John Lennon with a guitar
John Lennon | Max Scheler – K & K/Redferns

Paul McCartney designed The Beatles‘ “Honey Pie” as an homage to a genre he loved. Subsequently, John Lennon said he didn’t want to think about the song. He laughed at the mention of it.

2 of The Beatles loved vaudeville/music hall songs when they were young

In the 1997 book Paul McCartney: Many Years From Now, Paul discussed his musical taste. “Both John and I had a great love for music hall, what the Americans call ‘vaudeville,'” he said. “I’d heard a lot of that kind of music growing up with the Billy Cotton Band Show and all of that on the radio.

“I was also an admirer of people like Fred Astaire; one of my favorites of his was ‘Cheek to Cheek’ from a film called Top Hat that I used to have on an old 78,” he said.

John Lennon didn’t like The Beatles’ ‘Honey Pie’ even if he was a music hall fan

Paul’s love of music hall songs inspired The Beatles’ “Honey Pie” from The White Album. “I very much liked that old crooner style, the strange fruity voice that they used, so ‘Honey Pie’ was writing one of them to an imaginary woman, across the ocean, on the silver screen, who was called Honey Pie,” he said.

“It’s another of my fantasy songs,” he said. “We put a sound on my voice to make it sound like a scratchy old record. So it’s not a parody, it’s a nod to the vaudeville tradition that I was raised on.”

The book All We Are Saying: The Last Major Interview with John Lennon and Yoko Ono features an interview from 1980. In it, John was asked about numerous songs from the Fab Four’s catalog.

Sometimes, when he was asked about a particular song, he would go on for paragraphs and paragraphs.
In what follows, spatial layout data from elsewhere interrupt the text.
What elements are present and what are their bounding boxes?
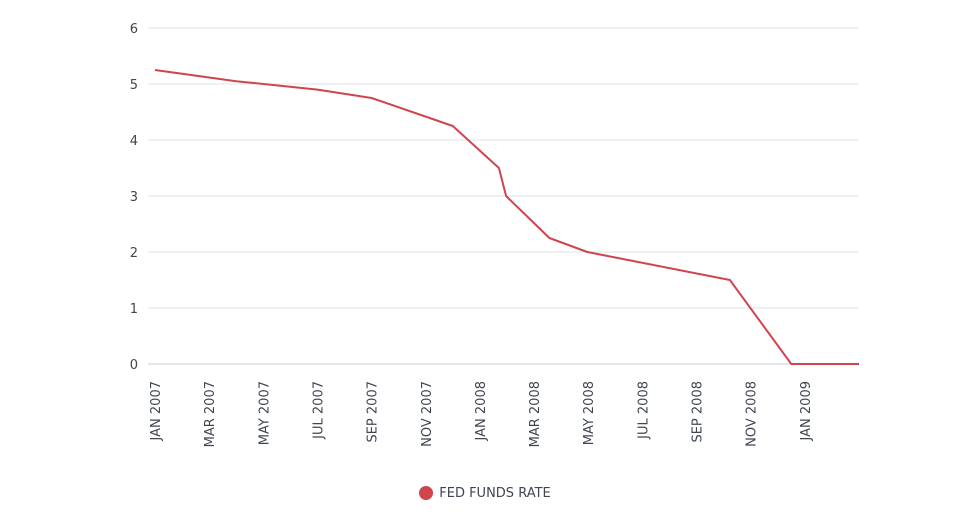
y-tick-label: 2 <box>130 246 138 261</box>
legend: FED FUNDS RATE <box>0 482 970 504</box>
y-tick-label: 6 <box>130 22 138 37</box>
x-tick-label: MAR 2008 <box>528 381 543 447</box>
x-tick-label: JUL 2008 <box>636 381 651 440</box>
gridlines <box>148 27 859 365</box>
y-tick-label: 1 <box>130 302 138 317</box>
y-tick-label: 3 <box>130 190 138 205</box>
x-tick-label: MAR 2007 <box>203 381 218 447</box>
legend-label: FED FUNDS RATE <box>439 485 551 501</box>
series-line <box>154 69 859 365</box>
series-lines <box>154 69 859 365</box>
legend-dot <box>419 486 434 500</box>
line-chart: 0 1 2 3 4 5 6 JAN 2007 MAR 2007 MAY 2007 JUL 2007… <box>130 22 859 447</box>
x-tick-label: SEP 2008 <box>691 381 706 443</box>
x-tick-label: NOV 2008 <box>745 381 760 447</box>
y-tick-label: 5 <box>130 78 138 93</box>
y-tick-label: 0 <box>130 358 138 373</box>
y-axis-ticks: 0 1 2 3 4 5 6 <box>130 22 138 373</box>
x-tick-label: JAN 2008 <box>474 381 489 441</box>
x-tick-label: MAY 2008 <box>582 381 597 445</box>
x-tick-label: MAY 2007 <box>257 381 272 445</box>
x-tick-label: JAN 2009 <box>799 381 814 441</box>
x-axis-ticks: JAN 2007 MAR 2007 MAY 2007 JUL 2007 SEP 2007… <box>149 381 814 447</box>
x-tick-label: SEP 2007 <box>366 381 381 443</box>
x-tick-label: JUL 2007 <box>311 381 326 440</box>
x-tick-label: NOV 2007 <box>420 381 435 447</box>
x-tick-label: JAN 2007 <box>149 381 164 441</box>
y-tick-label: 4 <box>130 134 138 149</box>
On the other hand, when asked about “Honey Pie,” he only said one sentence. “I don’t even want to think about that,” John said. He laughed at the very thought of the song.
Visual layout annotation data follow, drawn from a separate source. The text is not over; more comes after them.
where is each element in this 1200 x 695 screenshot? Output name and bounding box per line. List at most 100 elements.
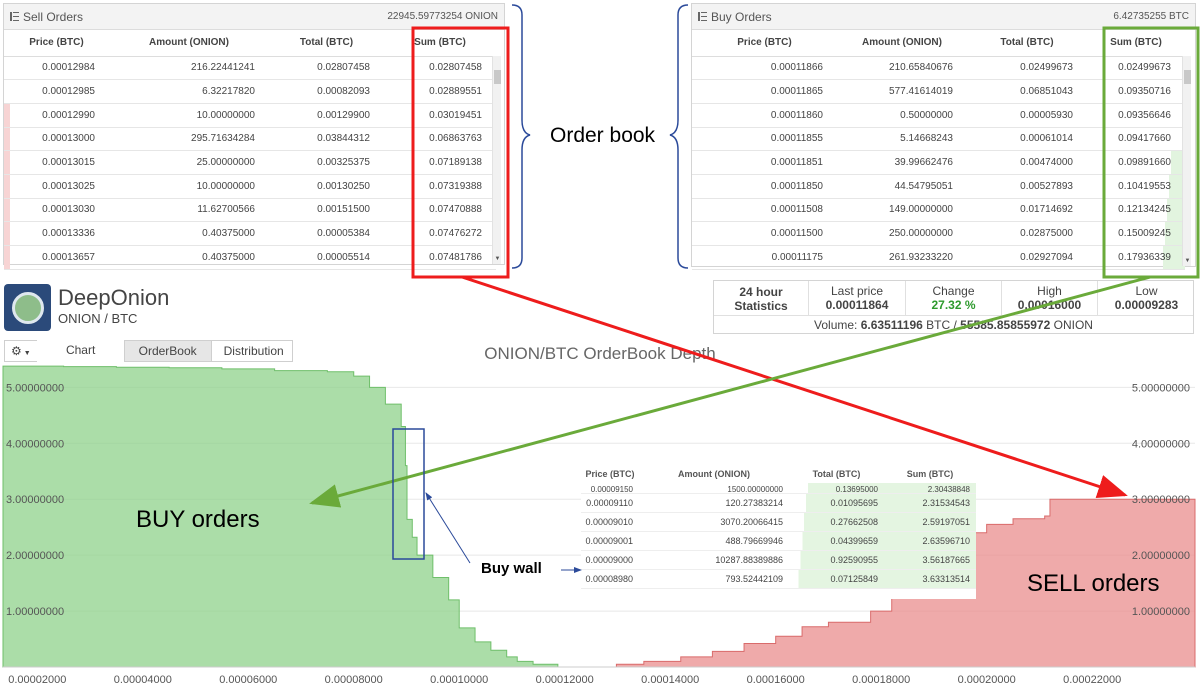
inset-row[interactable]: 0.00008980 793.52442109 0.07125849 3.633135… [581,569,976,589]
inset-row[interactable]: 0.00009000 10287.88389886 0.92590955 3.5618… [581,550,976,570]
chevron-down-icon: ▼ [21,350,31,357]
col-price: Price (BTC) [4,30,109,57]
volume-onion-unit: ONION [1053,318,1093,332]
scroll-down-icon[interactable]: ▼ [494,256,501,262]
amount-cell: 210.65840676 [837,56,967,81]
buy-orders-header: Buy Orders 6.42735255 BTC [692,4,1195,30]
total-cell: 0.00130250 [269,174,384,199]
sell-orders-label: SELL orders [1027,570,1160,597]
sell-order-row[interactable]: 0.00013015 25.00000000 0.00325375 0.0718913… [4,150,496,175]
sell-order-row[interactable]: 0.00013657 0.40375000 0.00005514 0.07481786 [4,245,496,270]
list-icon [10,12,19,21]
sum-cell: 0.07189138 [384,150,496,175]
x-tick-label: 0.00020000 [958,674,1016,686]
sell-order-row[interactable]: 0.00013030 11.62700566 0.00151500 0.0747088… [4,198,496,223]
inset-row[interactable]: 0.00009010 3070.20066415 0.27662508 2.59197… [581,512,976,532]
buy-order-row[interactable]: 0.00011866 210.65840676 0.02499673 0.024996… [692,56,1185,81]
total-cell: 0.04399659 [789,531,884,551]
y-tick-label-left: 3.00000000 [6,494,64,506]
sum-cell: 0.07481786 [384,245,496,270]
sell-order-row[interactable]: 0.00013000 295.71634284 0.03844312 0.068637… [4,127,496,152]
tab-distribution[interactable]: Distribution [210,340,293,362]
price-cell: 0.00011865 [692,79,837,104]
change-value: 27.32 % [931,298,976,312]
price-cell: 0.00009000 [581,550,639,570]
buy-order-row[interactable]: 0.00011508 149.00000000 0.01714692 0.121342… [692,198,1185,223]
x-tick-label: 0.00012000 [536,674,594,686]
price-cell: 0.00009001 [581,531,639,551]
stats-panel: 24 hour Statistics Last price 0.00011864… [713,280,1194,334]
price-cell: 0.00011855 [692,127,837,152]
bracket-right [669,4,689,269]
sell-order-row[interactable]: 0.00013336 0.40375000 0.00005384 0.07476272 [4,221,496,246]
buy-order-row[interactable]: 0.00011860 0.50000000 0.00005930 0.09356646 [692,103,1185,128]
x-tick-label: 0.00022000 [1063,674,1121,686]
buy-order-row[interactable]: 0.00011851 39.99662476 0.00474000 0.0989166… [692,150,1185,175]
buy-order-row[interactable]: 0.00011500 250.00000000 0.02875000 0.150092… [692,221,1185,246]
price-cell: 0.00013000 [4,127,109,152]
tab-orderbook[interactable]: OrderBook [123,340,212,362]
sell-order-row[interactable]: 0.00013025 10.00000000 0.00130250 0.0731938… [4,174,496,199]
buy-order-row[interactable]: 0.00011855 5.14668243 0.00061014 0.09417660 [692,127,1185,152]
y-tick-label-right: 2.00000000 [1132,550,1190,562]
buy-orders-table: Price (BTC) Amount (ONION) Total (BTC) S… [692,30,1185,270]
sum-cell: 0.02889551 [384,79,496,104]
price-cell: 0.00011851 [692,150,837,175]
amount-cell: 0.40375000 [109,245,269,270]
y-tick-label-right: 4.00000000 [1132,438,1190,450]
buy-order-row[interactable]: 0.00011865 577.41614019 0.06851043 0.093507… [692,79,1185,104]
y-tick-label-right: 5.00000000 [1132,382,1190,394]
x-tick-label: 0.00018000 [852,674,910,686]
volume-row: Volume: 6.63511196 BTC / 55585.85855972 … [714,315,1193,334]
sum-cell: 0.10419553 [1087,174,1185,199]
col-total: Total (BTC) [812,469,861,479]
buy-order-row[interactable]: 0.00011850 44.54795051 0.00527893 0.1041955… [692,174,1185,199]
sell-order-row[interactable]: 0.00012990 10.00000000 0.00129900 0.0301945… [4,103,496,128]
total-cell: 0.00005514 [269,245,384,270]
inset-row[interactable]: 0.00009150 1500.00000000 0.13695000 2.30438… [581,483,976,494]
amount-cell: 295.71634284 [109,127,269,152]
sum-cell: 0.02499673 [1087,56,1185,81]
scroll-down-icon[interactable]: ▼ [1184,258,1191,264]
buy-order-row[interactable]: 0.00011175 261.93233220 0.02927094 0.179363… [692,245,1185,270]
amount-cell: 25.00000000 [109,150,269,175]
y-tick-label-right: 3.00000000 [1132,494,1190,506]
price-cell: 0.00011500 [692,221,837,246]
x-tick-label: 0.00016000 [747,674,805,686]
x-tick-label: 0.00014000 [641,674,699,686]
amount-cell: 10.00000000 [109,103,269,128]
y-tick-label-right: 1.00000000 [1132,606,1190,618]
sell-orders-scrollbar[interactable]: ▼ [492,56,501,264]
low-value: 0.00009283 [1114,298,1179,312]
sell-orders-table: Price (BTC) Amount (ONION) Total (BTC) S… [4,30,496,270]
total-cell: 0.00061014 [967,127,1087,152]
brand-name: DeepOnion [58,285,170,310]
scroll-thumb[interactable] [494,70,501,84]
col-price: Price (BTC) [692,30,837,57]
inset-row[interactable]: 0.00009001 488.79669946 0.04399659 2.635967… [581,531,976,551]
buy-wall-label: Buy wall [481,560,542,577]
change-cell: Change 27.32 % [906,281,1002,315]
tab-chart[interactable]: Chart [36,340,125,362]
sum-cell: 0.09417660 [1087,127,1185,152]
total-cell: 0.92590955 [789,550,884,570]
total-cell: 0.01714692 [967,198,1087,223]
total-cell: 0.07125849 [789,569,884,589]
amount-cell: 11.62700566 [109,198,269,223]
amount-cell: 3070.20066415 [639,512,789,532]
total-cell: 0.00129900 [269,103,384,128]
sum-cell: 3.56187665 [884,550,976,570]
inset-row[interactable]: 0.00009110 120.27383214 0.01095695 2.315345… [581,493,976,513]
amount-cell: 488.79669946 [639,531,789,551]
x-tick-label: 0.00004000 [114,674,172,686]
sell-order-row[interactable]: 0.00012985 6.32217820 0.00082093 0.02889551 [4,79,496,104]
sum-cell: 3.63313514 [884,569,976,589]
buy-orders-title: Buy Orders [711,9,772,24]
scroll-thumb[interactable] [1184,70,1191,84]
sell-order-row[interactable]: 0.00012984 216.22441241 0.02807458 0.028074… [4,56,496,81]
x-tick-label: 0.00002000 [8,674,66,686]
buy-orders-scrollbar[interactable]: ▼ [1182,56,1191,266]
sum-cell: 0.15009245 [1087,221,1185,246]
col-total: Total (BTC) [269,30,384,57]
sum-cell: 0.09356646 [1087,103,1185,128]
‘Honey Pie’ was not Paul McCartney’s only take on the genre

Paul didn’t abandon music hall songs after he wrote “Honey Pie.” Some of his other songs such as “Martha My Dear,” “Maxwell’s Silver Hammer,” and “When I’m Sixty-Four” are all examples of the genre.

In the 2015 book Conversations with McCartney, Paul was asked about his infatuation with music hall songs. Subsequently, the “Silly Love Songs” singer compared songs to furniture. He said the same way someone who wants good furniture might be concerned with craftsman Thomas Chippendale, someone who wants to listen to good music might pay attention to The Gershwin Brothers and Cole Porter. He said the Gershwins and Porter made “skillful” songs.

Paul is a fan of vaudeville even if John didn’t like all of his forays into that style.